Buttermilk Banana Bread
When Bruce made butter the other day (you can find it here), I said he was left with some milky liquid in the bowl after the fat had globbed together into yellow bliss. That liquid, of course, was buttermilk. No, not the cultured stuff from the grocery store. Instead, this was old-fashioned buttermilk, the liquid remnants of butter making, only slightly sour and very flavorful. You can see it in that jar to the side of the other ingredients on the counter.
As you may know, we created this blog to preach our passion: real food, nothing fake, no hyped-but-faux ingredients. We've slowly been building a storehouse of recipes that don't use any processed fare.
This buttermilk certainly fits the bill. It's part of a new baking strategy around our house: only raw sugar like turbinado or muscavado, better flavor and better heft in batters; flavorful fats like avocado oil and walnut oil that beat those processed, tasteless oils hands down; and dedicated, delicious treats, made without anything fake in the mix.
Could you use regular, cultured buttermilk, the kind most often found at the store? Of course! Is it real food? Yes with a caveat. It is a bit of a fake-out, but not a chemical one; so we're OK listing it among the real food ingredients on this blog. But that said, use the low-fat version. It'll have more of the texture and taste of the homemade, old-fashioned stuff. Let's get cooking!
First, position the rack in the center of the oven and preheat that oven to 350F.
Next, whisk 1 3/4 cups all-purpose flour, 1 1/2 teaspoons baking powder, 1/2 teaspoon baking soda, and 1/2 teaspoon salt in a small bowl.

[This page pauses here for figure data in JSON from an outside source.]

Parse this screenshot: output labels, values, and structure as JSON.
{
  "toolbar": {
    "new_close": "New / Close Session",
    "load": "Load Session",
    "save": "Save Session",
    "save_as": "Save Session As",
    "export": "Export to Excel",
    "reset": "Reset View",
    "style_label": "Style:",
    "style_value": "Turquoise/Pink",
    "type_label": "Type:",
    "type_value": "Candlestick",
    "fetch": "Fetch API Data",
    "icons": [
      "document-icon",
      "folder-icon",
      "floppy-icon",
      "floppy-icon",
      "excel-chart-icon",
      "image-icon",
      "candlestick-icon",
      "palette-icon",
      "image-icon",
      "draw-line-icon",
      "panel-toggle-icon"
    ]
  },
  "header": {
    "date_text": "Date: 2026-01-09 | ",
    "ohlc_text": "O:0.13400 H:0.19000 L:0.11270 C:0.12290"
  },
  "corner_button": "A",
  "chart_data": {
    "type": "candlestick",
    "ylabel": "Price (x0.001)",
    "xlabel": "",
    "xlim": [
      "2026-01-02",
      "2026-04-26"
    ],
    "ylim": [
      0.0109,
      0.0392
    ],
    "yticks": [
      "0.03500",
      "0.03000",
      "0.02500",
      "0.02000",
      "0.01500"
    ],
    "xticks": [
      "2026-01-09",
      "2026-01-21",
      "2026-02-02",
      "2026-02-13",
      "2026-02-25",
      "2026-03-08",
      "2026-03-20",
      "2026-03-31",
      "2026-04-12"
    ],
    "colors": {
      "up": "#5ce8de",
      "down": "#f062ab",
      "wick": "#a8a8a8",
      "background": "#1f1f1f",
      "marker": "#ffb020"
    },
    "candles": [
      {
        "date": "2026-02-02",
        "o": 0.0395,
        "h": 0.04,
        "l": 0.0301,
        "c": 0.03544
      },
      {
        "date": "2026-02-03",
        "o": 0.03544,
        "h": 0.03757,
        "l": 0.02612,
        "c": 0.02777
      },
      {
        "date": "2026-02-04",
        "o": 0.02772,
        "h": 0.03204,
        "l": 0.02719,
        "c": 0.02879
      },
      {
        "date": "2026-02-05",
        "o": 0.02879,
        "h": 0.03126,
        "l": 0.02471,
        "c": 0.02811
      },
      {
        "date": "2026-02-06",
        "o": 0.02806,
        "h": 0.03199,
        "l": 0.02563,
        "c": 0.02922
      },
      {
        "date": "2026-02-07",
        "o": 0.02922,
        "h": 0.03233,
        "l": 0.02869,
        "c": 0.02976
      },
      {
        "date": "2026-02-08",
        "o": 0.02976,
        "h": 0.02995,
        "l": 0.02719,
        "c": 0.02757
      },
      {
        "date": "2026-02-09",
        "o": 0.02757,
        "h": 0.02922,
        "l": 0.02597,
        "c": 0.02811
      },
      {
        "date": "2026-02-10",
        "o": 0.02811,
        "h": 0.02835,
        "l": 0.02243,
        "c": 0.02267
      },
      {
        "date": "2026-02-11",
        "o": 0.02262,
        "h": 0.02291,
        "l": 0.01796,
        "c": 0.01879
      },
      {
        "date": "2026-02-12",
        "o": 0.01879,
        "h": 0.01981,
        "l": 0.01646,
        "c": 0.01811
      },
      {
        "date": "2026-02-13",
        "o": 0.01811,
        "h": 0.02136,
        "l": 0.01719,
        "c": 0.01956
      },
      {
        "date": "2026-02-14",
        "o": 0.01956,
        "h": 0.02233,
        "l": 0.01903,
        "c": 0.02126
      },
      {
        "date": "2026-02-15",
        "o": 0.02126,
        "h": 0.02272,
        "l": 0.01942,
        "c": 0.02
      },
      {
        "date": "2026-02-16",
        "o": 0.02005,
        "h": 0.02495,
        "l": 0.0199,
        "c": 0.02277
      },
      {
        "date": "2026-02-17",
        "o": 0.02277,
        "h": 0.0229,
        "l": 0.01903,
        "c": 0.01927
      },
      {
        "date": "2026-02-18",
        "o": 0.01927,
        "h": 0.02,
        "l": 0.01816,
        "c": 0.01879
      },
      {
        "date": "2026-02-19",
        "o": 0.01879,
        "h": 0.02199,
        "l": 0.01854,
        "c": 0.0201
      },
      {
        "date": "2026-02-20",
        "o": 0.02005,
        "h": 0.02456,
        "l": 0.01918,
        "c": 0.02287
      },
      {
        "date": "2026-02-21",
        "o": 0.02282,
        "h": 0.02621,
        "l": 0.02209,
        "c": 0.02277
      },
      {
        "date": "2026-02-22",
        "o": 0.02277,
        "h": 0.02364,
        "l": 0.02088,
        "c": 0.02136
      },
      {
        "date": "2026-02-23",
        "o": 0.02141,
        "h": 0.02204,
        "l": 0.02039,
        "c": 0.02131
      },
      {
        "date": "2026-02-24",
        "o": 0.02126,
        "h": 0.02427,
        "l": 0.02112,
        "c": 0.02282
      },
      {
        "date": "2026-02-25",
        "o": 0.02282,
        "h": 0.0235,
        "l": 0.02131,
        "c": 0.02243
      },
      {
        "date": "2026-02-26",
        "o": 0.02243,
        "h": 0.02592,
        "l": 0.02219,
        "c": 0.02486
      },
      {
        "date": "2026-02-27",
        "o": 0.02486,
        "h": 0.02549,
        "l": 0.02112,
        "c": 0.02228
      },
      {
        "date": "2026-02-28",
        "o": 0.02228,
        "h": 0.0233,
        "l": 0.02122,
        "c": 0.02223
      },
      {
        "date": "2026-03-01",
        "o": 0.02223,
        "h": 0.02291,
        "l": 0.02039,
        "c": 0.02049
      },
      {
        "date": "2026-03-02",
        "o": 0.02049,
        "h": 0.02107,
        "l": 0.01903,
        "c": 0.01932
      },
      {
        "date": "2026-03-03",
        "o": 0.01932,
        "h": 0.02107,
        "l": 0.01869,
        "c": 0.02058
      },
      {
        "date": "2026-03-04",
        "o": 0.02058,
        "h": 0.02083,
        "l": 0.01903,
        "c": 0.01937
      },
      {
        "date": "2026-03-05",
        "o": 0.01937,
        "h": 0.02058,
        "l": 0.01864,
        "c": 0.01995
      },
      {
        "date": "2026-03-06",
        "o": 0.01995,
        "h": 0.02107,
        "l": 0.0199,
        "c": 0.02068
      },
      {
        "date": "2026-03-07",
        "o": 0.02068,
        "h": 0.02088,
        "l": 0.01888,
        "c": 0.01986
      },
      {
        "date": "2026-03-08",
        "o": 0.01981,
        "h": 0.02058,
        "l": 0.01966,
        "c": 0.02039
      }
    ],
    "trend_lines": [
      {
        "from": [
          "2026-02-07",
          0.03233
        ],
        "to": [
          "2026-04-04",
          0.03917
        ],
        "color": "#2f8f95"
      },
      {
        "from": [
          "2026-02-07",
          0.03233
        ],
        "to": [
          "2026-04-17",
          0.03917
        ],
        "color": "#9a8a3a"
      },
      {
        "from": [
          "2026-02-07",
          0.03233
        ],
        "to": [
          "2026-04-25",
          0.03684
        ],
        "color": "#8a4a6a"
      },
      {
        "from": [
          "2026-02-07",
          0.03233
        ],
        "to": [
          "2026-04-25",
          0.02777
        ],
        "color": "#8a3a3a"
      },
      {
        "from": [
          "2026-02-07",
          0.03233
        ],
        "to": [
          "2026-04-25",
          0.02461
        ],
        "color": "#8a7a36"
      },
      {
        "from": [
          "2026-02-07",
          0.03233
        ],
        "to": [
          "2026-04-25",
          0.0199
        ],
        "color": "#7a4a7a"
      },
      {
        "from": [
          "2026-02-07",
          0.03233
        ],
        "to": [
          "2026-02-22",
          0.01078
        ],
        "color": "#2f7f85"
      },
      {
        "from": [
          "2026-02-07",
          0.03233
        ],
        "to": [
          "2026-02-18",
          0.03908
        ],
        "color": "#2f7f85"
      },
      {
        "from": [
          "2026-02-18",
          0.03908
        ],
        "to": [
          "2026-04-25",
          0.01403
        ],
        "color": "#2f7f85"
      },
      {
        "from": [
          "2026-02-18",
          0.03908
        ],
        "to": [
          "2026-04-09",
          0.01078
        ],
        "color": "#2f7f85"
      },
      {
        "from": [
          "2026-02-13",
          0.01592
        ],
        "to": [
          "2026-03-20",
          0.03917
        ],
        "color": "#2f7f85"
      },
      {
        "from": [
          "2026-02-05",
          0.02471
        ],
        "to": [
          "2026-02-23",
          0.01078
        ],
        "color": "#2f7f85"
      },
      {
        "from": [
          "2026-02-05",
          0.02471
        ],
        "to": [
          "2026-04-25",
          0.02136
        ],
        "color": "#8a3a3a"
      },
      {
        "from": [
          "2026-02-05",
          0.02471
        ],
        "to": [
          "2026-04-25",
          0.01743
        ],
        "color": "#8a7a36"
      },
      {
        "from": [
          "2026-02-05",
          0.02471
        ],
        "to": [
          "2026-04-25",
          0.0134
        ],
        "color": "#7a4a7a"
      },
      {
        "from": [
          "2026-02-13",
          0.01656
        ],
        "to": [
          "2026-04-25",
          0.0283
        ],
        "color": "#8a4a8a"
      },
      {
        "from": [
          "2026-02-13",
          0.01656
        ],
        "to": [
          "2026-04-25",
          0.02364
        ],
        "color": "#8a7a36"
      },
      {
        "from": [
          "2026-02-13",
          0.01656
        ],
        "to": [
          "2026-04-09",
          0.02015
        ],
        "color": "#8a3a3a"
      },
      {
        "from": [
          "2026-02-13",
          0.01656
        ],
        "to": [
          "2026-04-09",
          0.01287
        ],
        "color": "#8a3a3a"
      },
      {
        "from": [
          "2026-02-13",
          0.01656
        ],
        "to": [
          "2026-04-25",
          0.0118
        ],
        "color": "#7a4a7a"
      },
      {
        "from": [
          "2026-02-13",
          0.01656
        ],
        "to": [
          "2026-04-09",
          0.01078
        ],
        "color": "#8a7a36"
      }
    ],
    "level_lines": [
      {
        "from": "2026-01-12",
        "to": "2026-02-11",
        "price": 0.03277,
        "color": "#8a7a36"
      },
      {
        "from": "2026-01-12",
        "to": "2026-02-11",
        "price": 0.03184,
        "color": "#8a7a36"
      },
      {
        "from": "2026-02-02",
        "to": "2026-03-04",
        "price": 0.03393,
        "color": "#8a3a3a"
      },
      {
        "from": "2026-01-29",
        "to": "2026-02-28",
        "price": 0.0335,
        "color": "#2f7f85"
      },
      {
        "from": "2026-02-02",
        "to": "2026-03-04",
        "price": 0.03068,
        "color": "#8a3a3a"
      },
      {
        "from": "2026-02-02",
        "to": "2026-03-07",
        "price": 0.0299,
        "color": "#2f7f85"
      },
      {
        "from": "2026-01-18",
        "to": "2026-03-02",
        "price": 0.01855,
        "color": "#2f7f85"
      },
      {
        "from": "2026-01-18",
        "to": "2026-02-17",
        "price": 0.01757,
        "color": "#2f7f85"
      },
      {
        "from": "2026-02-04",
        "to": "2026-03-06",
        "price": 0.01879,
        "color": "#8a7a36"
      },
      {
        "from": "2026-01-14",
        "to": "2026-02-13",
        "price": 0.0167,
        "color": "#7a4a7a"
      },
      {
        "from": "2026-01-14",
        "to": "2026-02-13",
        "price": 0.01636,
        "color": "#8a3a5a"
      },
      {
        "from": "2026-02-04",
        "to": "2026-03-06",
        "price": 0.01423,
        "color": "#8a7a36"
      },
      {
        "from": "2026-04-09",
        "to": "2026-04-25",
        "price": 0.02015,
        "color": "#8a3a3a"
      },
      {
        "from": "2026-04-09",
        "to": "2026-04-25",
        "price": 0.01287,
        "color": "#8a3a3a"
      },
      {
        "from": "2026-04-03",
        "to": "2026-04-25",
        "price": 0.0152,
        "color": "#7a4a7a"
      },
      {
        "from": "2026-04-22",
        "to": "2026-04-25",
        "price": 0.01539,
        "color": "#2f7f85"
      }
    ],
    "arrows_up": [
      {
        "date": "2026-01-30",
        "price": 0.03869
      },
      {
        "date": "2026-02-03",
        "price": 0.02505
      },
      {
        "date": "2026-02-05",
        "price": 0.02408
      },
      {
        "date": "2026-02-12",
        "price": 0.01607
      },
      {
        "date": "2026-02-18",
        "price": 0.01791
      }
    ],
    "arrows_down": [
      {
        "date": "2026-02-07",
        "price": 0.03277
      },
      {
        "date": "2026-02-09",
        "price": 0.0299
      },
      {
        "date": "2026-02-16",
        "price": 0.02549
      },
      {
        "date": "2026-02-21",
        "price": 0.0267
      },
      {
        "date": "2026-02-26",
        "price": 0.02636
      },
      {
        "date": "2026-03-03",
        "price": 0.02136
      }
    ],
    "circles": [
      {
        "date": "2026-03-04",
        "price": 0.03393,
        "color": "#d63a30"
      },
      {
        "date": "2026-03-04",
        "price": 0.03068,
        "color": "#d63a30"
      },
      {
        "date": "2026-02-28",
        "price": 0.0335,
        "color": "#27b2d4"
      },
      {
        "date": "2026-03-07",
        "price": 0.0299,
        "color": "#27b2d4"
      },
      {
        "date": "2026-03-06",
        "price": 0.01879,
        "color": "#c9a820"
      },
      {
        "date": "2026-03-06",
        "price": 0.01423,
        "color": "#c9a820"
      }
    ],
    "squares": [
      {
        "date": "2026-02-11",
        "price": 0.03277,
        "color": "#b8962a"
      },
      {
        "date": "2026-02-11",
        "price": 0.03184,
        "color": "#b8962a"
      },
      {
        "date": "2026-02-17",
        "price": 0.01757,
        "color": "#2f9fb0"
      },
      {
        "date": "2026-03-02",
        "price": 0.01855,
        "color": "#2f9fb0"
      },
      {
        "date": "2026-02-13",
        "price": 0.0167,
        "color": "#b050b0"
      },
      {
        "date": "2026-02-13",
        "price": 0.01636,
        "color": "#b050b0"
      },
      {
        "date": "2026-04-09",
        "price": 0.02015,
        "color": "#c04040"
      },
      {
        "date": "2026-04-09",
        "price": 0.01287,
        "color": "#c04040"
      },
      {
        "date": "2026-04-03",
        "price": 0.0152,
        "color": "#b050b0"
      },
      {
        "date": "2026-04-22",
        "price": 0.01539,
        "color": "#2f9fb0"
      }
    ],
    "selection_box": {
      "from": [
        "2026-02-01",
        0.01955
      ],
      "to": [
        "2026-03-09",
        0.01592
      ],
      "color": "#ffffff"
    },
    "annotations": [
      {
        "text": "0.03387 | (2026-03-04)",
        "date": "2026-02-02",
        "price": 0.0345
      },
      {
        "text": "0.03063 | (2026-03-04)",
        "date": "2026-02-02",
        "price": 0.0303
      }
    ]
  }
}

Then beat 2 large eggs and 3/4 cup raw, unrefined sugar in a large bowl with an electric mixer at medium speed until light and fluffy. Beat in 3 medium bananas, very ripe, peeled, and smooshed up into little bits. (You can see how black one of the bananas was in the first picture.)
Beat in 1/3 cup buttermilk, 1/4 cup toasted walnut oil, and 1 tablespoon vanilla extract. Then remove the beaters and stir in the flour mixture just until there are no undissolved pockets of flour in the batter.
Dab a little of that walnut oil onto a wadded-up paper towel and grease either two 1-quart loaf pans (which Bruce did) or one 9 x 5-inch loaf pan. Pour the batter into the pan. Rap the pan(s) a couple times against the counter, just to get any air bubbles out of the mix.
Bake until firm and puffed but not too brown, until a toothpick inserted into the loaf comes out with no crumbs attached, about 30 minutes for the smaller pans or 50 minutes for the larger one. Cool in the pan on a wire rack for 5 minutes, then turn the loaves out onto the rack and continue cooling to room temperature, about 1 hour. Wrap them in plastic wrap and store for 3 days at room temperature or for up to 3 months in the freezer.
banana,
bread,
buttermilk,
snack 



















Reader Comments (4)
I wish I could get down to Mohegan Sun and see you guys perform songs from Cabaret (unless perhaps I read the link in too much haste).
Jim
Ah, well, check out that link to the side that shows our visit to A View From The Bay in May. I'd say that's pretty quintessentially Bruce and Mark.
it is in the oven. had to use store-bought buttermilk but it is low fat, organic. love the idea of using walnut oil -- which i remembered that i had on hand. i added a small handful of chopped walnuts for good measure.
Pat: Let me know how it turned out. Bruce made two loaves last week (from the store-bought stuff as well) and I froze one--so had some slices from it this morning for breakfast.